Intentional Acts Exclusions: Cyber policies may contain exclusions for intentional acts. These exclusions are particularly problematic with respect to regulatory coverage, as some regulations, such as the CCPA, impose heightened penalties for “intentional” violations of the regulations. While the conduct necessary for a regulator to find intentional conduct may differ from the traditional understanding of the term in the insurance context, the presence of this exclusion potentially leaves cyber policyholders exposed.
Imputation Provisions: Policyholders should also look carefully to see whose conduct can be imputed to the policyholder. For instance, actions by a rogue employee who deliberately sabotages an organization’s cybersecurity or misuses consumers’ personal information may create liability for the organization under a respondeat superior theory or even potentially give rise to a regulatory finding of “intentional violation” of cybersecurity regulations.

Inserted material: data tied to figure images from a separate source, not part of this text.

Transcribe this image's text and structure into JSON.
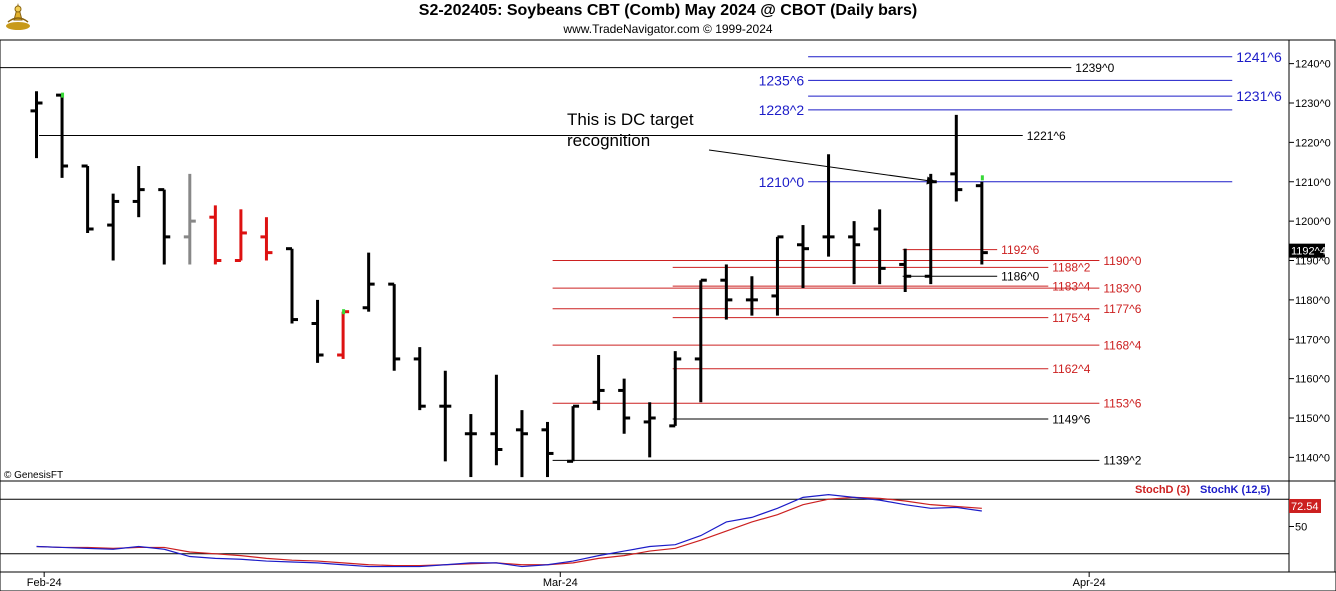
{
  "header": {
    "title": "S2-202405:  Soybeans CBT (Comb) May 2024 @ CBOT  (Daily bars)",
    "subtitle": "www.TradeNavigator.com © 1999-2024",
    "logo_icon": "trade-navigator-logo-icon",
    "copyright_label": "© GenesisFT"
  },
  "chart_data": {
    "type": "bar",
    "style": "ohlc",
    "price_axis": {
      "ylim": [
        1134,
        1246
      ],
      "ticks": [
        "1240^0",
        "1230^0",
        "1220^0",
        "1210^0",
        "1200^0",
        "1190^0",
        "1180^0",
        "1170^0",
        "1160^0",
        "1150^0",
        "1140^0"
      ],
      "tick_values": [
        1240,
        1230,
        1220,
        1210,
        1200,
        1190,
        1180,
        1170,
        1160,
        1150,
        1140
      ],
      "last_price_label": "1192^4",
      "last_price_value": 1192.5
    },
    "x_axis": {
      "labels": [
        {
          "text": "Feb-24",
          "bar": 0.3
        },
        {
          "text": "Mar-24",
          "bar": 20.5
        },
        {
          "text": "Apr-24",
          "bar": 41.2
        }
      ],
      "grid": false
    },
    "bars": [
      {
        "o": 1228,
        "h": 1233,
        "l": 1216,
        "c": 1230,
        "color": "black"
      },
      {
        "o": 1232,
        "h": 1232,
        "l": 1211,
        "c": 1214,
        "color": "black"
      },
      {
        "o": 1214,
        "h": 1214,
        "l": 1197,
        "c": 1198,
        "color": "black"
      },
      {
        "o": 1199,
        "h": 1207,
        "l": 1190,
        "c": 1205,
        "color": "black"
      },
      {
        "o": 1205,
        "h": 1214,
        "l": 1201,
        "c": 1208,
        "color": "black"
      },
      {
        "o": 1208,
        "h": 1208,
        "l": 1189,
        "c": 1196,
        "color": "black"
      },
      {
        "o": 1196,
        "h": 1212,
        "l": 1189,
        "c": 1200,
        "color": "gray"
      },
      {
        "o": 1201,
        "h": 1204,
        "l": 1189,
        "c": 1190,
        "color": "red"
      },
      {
        "o": 1190,
        "h": 1203,
        "l": 1190,
        "c": 1197,
        "color": "red"
      },
      {
        "o": 1196,
        "h": 1201,
        "l": 1190,
        "c": 1192,
        "color": "red"
      },
      {
        "o": 1193,
        "h": 1193,
        "l": 1174,
        "c": 1175,
        "color": "black"
      },
      {
        "o": 1174,
        "h": 1180,
        "l": 1164,
        "c": 1166,
        "color": "black"
      },
      {
        "o": 1166,
        "h": 1177,
        "l": 1165,
        "c": 1177,
        "color": "red"
      },
      {
        "o": 1178,
        "h": 1192,
        "l": 1177,
        "c": 1184,
        "color": "black"
      },
      {
        "o": 1184,
        "h": 1184,
        "l": 1162,
        "c": 1165,
        "color": "black"
      },
      {
        "o": 1165,
        "h": 1168,
        "l": 1152,
        "c": 1153,
        "color": "black"
      },
      {
        "o": 1153,
        "h": 1162,
        "l": 1139,
        "c": 1153,
        "color": "black"
      },
      {
        "o": 1146,
        "h": 1151,
        "l": 1135,
        "c": 1146,
        "color": "black"
      },
      {
        "o": 1146,
        "h": 1161,
        "l": 1138,
        "c": 1142,
        "color": "black"
      },
      {
        "o": 1147,
        "h": 1152,
        "l": 1135,
        "c": 1146,
        "color": "black"
      },
      {
        "o": 1147,
        "h": 1149,
        "l": 1135,
        "c": 1141,
        "color": "black"
      },
      {
        "o": 1139,
        "h": 1153,
        "l": 1139,
        "c": 1153,
        "color": "black"
      },
      {
        "o": 1154,
        "h": 1166,
        "l": 1152,
        "c": 1157,
        "color": "black"
      },
      {
        "o": 1157,
        "h": 1160,
        "l": 1146,
        "c": 1150,
        "color": "black"
      },
      {
        "o": 1149,
        "h": 1154,
        "l": 1140,
        "c": 1150,
        "color": "black"
      },
      {
        "o": 1148,
        "h": 1167,
        "l": 1148,
        "c": 1165,
        "color": "black"
      },
      {
        "o": 1165,
        "h": 1185,
        "l": 1154,
        "c": 1185,
        "color": "black"
      },
      {
        "o": 1185,
        "h": 1189,
        "l": 1175,
        "c": 1180,
        "color": "black"
      },
      {
        "o": 1180,
        "h": 1186,
        "l": 1176,
        "c": 1180,
        "color": "black"
      },
      {
        "o": 1181,
        "h": 1196,
        "l": 1176,
        "c": 1196,
        "color": "black"
      },
      {
        "o": 1194,
        "h": 1199,
        "l": 1183,
        "c": 1193,
        "color": "black"
      },
      {
        "o": 1196,
        "h": 1217,
        "l": 1191,
        "c": 1196,
        "color": "black"
      },
      {
        "o": 1196,
        "h": 1200,
        "l": 1184,
        "c": 1194,
        "color": "black"
      },
      {
        "o": 1198,
        "h": 1203,
        "l": 1184,
        "c": 1188,
        "color": "black"
      },
      {
        "o": 1189,
        "h": 1193,
        "l": 1182,
        "c": 1186,
        "color": "black"
      },
      {
        "o": 1186,
        "h": 1212,
        "l": 1184,
        "c": 1210,
        "color": "black"
      },
      {
        "o": 1212,
        "h": 1227,
        "l": 1205,
        "c": 1208,
        "color": "black"
      },
      {
        "o": 1209,
        "h": 1210,
        "l": 1189,
        "c": 1192,
        "color": "black"
      }
    ],
    "marks": [
      {
        "bar": 1,
        "price": 1232,
        "color": "#37d837"
      },
      {
        "bar": 12,
        "price": 1177,
        "color": "#37d837"
      },
      {
        "bar": 37,
        "price": 1211,
        "color": "#37d837"
      }
    ],
    "levels": [
      {
        "label": "1241^6",
        "value": 1241.75,
        "color": "#1c1cc8",
        "text_color": "#1c1cc8",
        "x0": 30.2,
        "x1": 46.8,
        "label_side": "right",
        "label_x": 46.8
      },
      {
        "label": "1239^0",
        "value": 1239.0,
        "color": "#000000",
        "text_color": "#000000",
        "x0": -2,
        "x1": 40.5,
        "label_side": "right"
      },
      {
        "label": "1235^6",
        "value": 1235.75,
        "color": "#1c1cc8",
        "text_color": "#1c1cc8",
        "x0": 30.2,
        "x1": 46.8,
        "label_side": "left"
      },
      {
        "label": "1231^6",
        "value": 1231.75,
        "color": "#1c1cc8",
        "text_color": "#1c1cc8",
        "x0": 30.2,
        "x1": 46.8,
        "label_side": "right",
        "label_x": 46.8
      },
      {
        "label": "1228^2",
        "value": 1228.25,
        "color": "#1c1cc8",
        "text_color": "#1c1cc8",
        "x0": 30.2,
        "x1": 46.8,
        "label_side": "left"
      },
      {
        "label": "1221^6",
        "value": 1221.75,
        "color": "#000000",
        "text_color": "#000000",
        "x0": 0.1,
        "x1": 38.6,
        "label_side": "right"
      },
      {
        "label": "1210^0",
        "value": 1210.0,
        "color": "#1c1cc8",
        "text_color": "#1c1cc8",
        "x0": 30.2,
        "x1": 46.8,
        "label_side": "left"
      },
      {
        "label": "1192^6",
        "value": 1192.75,
        "color": "#cc2020",
        "text_color": "#cc2020",
        "x0": 33.9,
        "x1": 37.6,
        "label_side": "right"
      },
      {
        "label": "1190^0",
        "value": 1190.0,
        "color": "#cc2020",
        "text_color": "#cc2020",
        "x0": 20.2,
        "x1": 41.6,
        "label_side": "right"
      },
      {
        "label": "1188^2",
        "value": 1188.25,
        "color": "#cc2020",
        "text_color": "#cc2020",
        "x0": 24.9,
        "x1": 39.6,
        "label_side": "right"
      },
      {
        "label": "1186^0",
        "value": 1186.0,
        "color": "#000000",
        "text_color": "#000000",
        "x0": 33.9,
        "x1": 37.6,
        "label_side": "right"
      },
      {
        "label": "1183^0",
        "value": 1183.0,
        "color": "#cc2020",
        "text_color": "#cc2020",
        "x0": 20.2,
        "x1": 41.6,
        "label_side": "right"
      },
      {
        "label": "1183^4",
        "value": 1183.5,
        "color": "#cc2020",
        "text_color": "#cc2020",
        "x0": 24.9,
        "x1": 39.6,
        "label_side": "right"
      },
      {
        "label": "1177^6",
        "value": 1177.75,
        "color": "#cc2020",
        "text_color": "#cc2020",
        "x0": 20.2,
        "x1": 41.6,
        "label_side": "right"
      },
      {
        "label": "1175^4",
        "value": 1175.5,
        "color": "#cc2020",
        "text_color": "#cc2020",
        "x0": 24.9,
        "x1": 39.6,
        "label_side": "right"
      },
      {
        "label": "1168^4",
        "value": 1168.5,
        "color": "#cc2020",
        "text_color": "#cc2020",
        "x0": 20.2,
        "x1": 41.6,
        "label_side": "right"
      },
      {
        "label": "1162^4",
        "value": 1162.5,
        "color": "#cc2020",
        "text_color": "#cc2020",
        "x0": 24.9,
        "x1": 39.6,
        "label_side": "right"
      },
      {
        "label": "1153^6",
        "value": 1153.75,
        "color": "#cc2020",
        "text_color": "#cc2020",
        "x0": 20.2,
        "x1": 41.6,
        "label_side": "right"
      },
      {
        "label": "1149^6",
        "value": 1149.75,
        "color": "#000000",
        "text_color": "#000000",
        "x0": 24.9,
        "x1": 39.6,
        "label_side": "right"
      },
      {
        "label": "1139^2",
        "value": 1139.25,
        "color": "#000000",
        "text_color": "#000000",
        "x0": 20.2,
        "x1": 41.6,
        "label_side": "right"
      }
    ],
    "annotation": {
      "lines": [
        "This is DC target",
        "recognition"
      ],
      "arrow_to": {
        "bar": 35.2,
        "price": 1210
      }
    },
    "stochastic": {
      "legend": [
        {
          "name": "StochD (3)",
          "color": "#cc2020"
        },
        {
          "name": "StochK (12,5)",
          "color": "#1c1cc8"
        }
      ],
      "ylim": [
        0,
        100
      ],
      "ticks": [
        "50"
      ],
      "tick_values": [
        50
      ],
      "levels": [
        80,
        20
      ],
      "last_value_label": "72.54",
      "last_value": 72.54,
      "k": [
        28,
        27,
        26,
        25,
        28,
        25,
        17,
        15,
        14,
        12,
        11,
        10,
        8,
        6,
        6,
        6,
        8,
        10,
        10,
        6,
        8,
        12,
        18,
        23,
        28,
        30,
        40,
        55,
        60,
        70,
        82,
        85,
        82,
        79,
        74,
        70,
        71,
        67
      ],
      "d": [
        28,
        27,
        27,
        26,
        27,
        27,
        22,
        20,
        18,
        15,
        13,
        12,
        10,
        8,
        7,
        7,
        8,
        9,
        10,
        8,
        8,
        10,
        15,
        18,
        23,
        26,
        35,
        45,
        55,
        63,
        74,
        80,
        82,
        81,
        78,
        74,
        72,
        70
      ]
    }
  }
}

Ideally cybersecurity policies would have a strong non-imputation provision strictly limiting whose acts can be imputed to the company for coverage purposes.
As more United States and foreign jurisdictions adopt and expand regulations governing cybersecurity and data privacy, and as cyber insurance claims arising out of regulatory enforcement actions are assessed and resolved or adjudicated, new trends and issues are bound to arise. Companies handling personal consumer information should continue to monitor their expanding regulatory exposure and reassess their cyber insurance program in light of these developing trends in order to manage their regulatory risk.